Hope and expectation – two words which have always been part of Nepal, the country. We always hope, we always expect – something, anything, everything. From the hope of seeing a stable governance to expecting decent economic growth, from a faint hope of seeing our players performing well in the Olympics to expecting national cricket team to beat the Netherlands in their own turf – we have it all. So, this should not come as a surprise to anyone that this tour is a part of the evergreen “hope” phenomenon of Nepal. However, it has a meaning beyond that as well.
Our cricket today lies as one of the angle of a complex triangle – where other two angles represent stories of two extremes. On one hand, we see our cricket crippled by an internal chaos with International Cricket Committee (ICC) suspending all forms of cricket associations in Nepal and the issues still a subject matter of the Hon’ble Supreme Court. On other hand, there are clear and unclear opportunities like never before. Ever since ICC and its de-facto personnel started realizing Nepal as a potential new market, our cricket has been presented opportunities, some deserved and some less so, some which have already materialized and some which are on their way.
As murky and confusing as it may sound Nepal’s performances in the Netherlands may eventually matter more than the final World Cricket League Championship (WCLC) standings. Its an open secret that ICC wants some sort of inroads into the Nepali cricket market and good enough performances in the Netherlands could actually seal the deal. Just imagine, Nepal somehow manage a 2-0 result against the Dutch outfit and make a quick surge into the top half of the standings, an ODI match in TU Ground could happen much earlier than anyone’s guess.
Alas! There is something called dream and there is another thing called reality. Nepali team is reaching Netherlands without a regular coach with the then assistant coach under Pubudu Dassanayke, Jagat Tamata, handling matters for the time being. We have a cricket administration comprising of a suspended “elected” committee, a suspended ad-hoc committee and a “former” CEO whose resignation is not yet accepted as seemingly there is no-one authorized for it. The golden generation of cricketers is slowly getting into the wrong side of the 30’s. We haven’t seen a new eye catching and consistent batsman for a while. We haven’t had a domestic tournament for more than 18 months now. The dream of Mulpani Ground has stayed a dream for over a decade.
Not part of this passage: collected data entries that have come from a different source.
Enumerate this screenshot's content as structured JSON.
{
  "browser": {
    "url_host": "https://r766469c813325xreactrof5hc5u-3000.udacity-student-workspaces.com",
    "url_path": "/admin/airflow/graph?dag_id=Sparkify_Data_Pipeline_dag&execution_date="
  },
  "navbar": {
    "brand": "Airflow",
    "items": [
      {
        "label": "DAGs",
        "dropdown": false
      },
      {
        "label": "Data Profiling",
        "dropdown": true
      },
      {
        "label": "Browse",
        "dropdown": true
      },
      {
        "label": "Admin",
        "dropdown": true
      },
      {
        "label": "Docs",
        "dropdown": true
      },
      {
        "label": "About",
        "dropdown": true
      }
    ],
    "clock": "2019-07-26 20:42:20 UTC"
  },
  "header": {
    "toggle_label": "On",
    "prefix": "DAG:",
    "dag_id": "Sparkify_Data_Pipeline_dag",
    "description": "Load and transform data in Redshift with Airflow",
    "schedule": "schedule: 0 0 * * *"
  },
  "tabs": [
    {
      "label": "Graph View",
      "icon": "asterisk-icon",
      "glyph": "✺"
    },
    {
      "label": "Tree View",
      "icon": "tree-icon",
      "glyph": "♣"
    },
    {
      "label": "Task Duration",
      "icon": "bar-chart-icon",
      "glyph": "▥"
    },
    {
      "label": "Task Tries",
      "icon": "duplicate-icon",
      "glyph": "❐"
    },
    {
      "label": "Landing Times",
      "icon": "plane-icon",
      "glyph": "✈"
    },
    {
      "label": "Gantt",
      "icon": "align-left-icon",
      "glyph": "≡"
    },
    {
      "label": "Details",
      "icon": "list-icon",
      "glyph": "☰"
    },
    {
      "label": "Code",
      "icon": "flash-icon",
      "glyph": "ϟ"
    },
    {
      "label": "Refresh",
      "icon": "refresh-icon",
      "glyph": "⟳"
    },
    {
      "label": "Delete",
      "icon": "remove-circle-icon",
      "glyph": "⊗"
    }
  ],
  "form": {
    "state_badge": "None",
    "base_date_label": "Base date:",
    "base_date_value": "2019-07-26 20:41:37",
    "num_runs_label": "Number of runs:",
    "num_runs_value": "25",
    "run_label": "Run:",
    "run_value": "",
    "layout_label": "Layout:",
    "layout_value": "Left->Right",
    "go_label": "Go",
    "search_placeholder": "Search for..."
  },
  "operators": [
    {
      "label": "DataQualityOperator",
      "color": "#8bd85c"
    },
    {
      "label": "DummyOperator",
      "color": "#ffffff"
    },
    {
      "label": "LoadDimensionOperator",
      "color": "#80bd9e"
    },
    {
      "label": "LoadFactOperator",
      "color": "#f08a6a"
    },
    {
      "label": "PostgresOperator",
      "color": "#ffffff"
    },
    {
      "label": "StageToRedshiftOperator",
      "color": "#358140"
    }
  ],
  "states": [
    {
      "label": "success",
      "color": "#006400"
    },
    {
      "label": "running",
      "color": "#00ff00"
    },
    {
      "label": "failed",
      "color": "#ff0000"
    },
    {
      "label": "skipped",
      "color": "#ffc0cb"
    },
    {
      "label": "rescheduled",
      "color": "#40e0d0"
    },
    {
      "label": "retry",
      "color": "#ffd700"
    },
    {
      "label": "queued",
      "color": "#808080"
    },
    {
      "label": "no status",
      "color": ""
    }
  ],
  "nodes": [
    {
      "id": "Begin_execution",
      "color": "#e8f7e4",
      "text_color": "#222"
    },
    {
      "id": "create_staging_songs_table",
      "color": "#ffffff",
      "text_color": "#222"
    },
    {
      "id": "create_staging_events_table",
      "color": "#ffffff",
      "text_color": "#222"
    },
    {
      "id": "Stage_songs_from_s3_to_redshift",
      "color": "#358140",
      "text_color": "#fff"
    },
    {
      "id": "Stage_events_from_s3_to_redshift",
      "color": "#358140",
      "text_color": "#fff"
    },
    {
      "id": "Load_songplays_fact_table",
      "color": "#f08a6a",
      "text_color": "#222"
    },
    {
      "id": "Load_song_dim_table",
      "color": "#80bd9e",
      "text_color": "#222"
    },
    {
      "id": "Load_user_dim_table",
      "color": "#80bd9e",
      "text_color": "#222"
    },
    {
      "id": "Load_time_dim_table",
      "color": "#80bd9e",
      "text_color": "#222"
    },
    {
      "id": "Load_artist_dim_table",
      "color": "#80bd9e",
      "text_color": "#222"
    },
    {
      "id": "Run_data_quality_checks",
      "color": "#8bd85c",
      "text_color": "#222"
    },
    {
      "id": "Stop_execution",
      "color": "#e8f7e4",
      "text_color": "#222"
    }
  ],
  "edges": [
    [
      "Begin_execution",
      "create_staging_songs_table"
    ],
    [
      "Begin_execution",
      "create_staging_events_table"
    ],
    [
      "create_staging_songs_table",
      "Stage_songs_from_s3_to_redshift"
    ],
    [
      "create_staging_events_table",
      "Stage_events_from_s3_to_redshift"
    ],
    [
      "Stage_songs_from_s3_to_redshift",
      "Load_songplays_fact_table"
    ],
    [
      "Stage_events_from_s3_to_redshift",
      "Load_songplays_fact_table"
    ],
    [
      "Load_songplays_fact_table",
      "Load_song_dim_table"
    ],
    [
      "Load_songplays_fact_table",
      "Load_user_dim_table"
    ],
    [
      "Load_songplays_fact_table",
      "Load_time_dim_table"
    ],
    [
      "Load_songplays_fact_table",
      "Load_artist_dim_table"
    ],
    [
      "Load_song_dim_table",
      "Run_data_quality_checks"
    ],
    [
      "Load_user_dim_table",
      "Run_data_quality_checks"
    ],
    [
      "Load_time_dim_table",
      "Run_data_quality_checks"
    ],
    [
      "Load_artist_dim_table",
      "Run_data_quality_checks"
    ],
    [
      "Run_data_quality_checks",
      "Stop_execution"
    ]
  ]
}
Amidst all these dark cloud, there is a silver lining. A ray of hope that something can still be done and it, without a doubt, should start from Netherlands. Seaming conditions, foreign land, tall and quick pacers, seemingly everything is stacked against Nepali team. But in both the country and the national team, we have a history of pulling up miracles when the backs are up against the walls; a decent performance in Netherlands cannot be written off, at least not as of now. Keeping aside abstract and non-concrete assumptions, the matches in Netherlands will go a long way in shaping up the WCLC table. Nepal currently has only 4 points from 6 matches and with relatively easier fixtures after this tour, some points here will definitely prove vital going forward.
Nepali cricket today lies on the crossroads, with distinct two ways visible – one into greater heights of playing ODI matches and being an integral part of the future cricket economy and another entering into a terminal decline from where redemption would be impossible. Now is the time for the choice.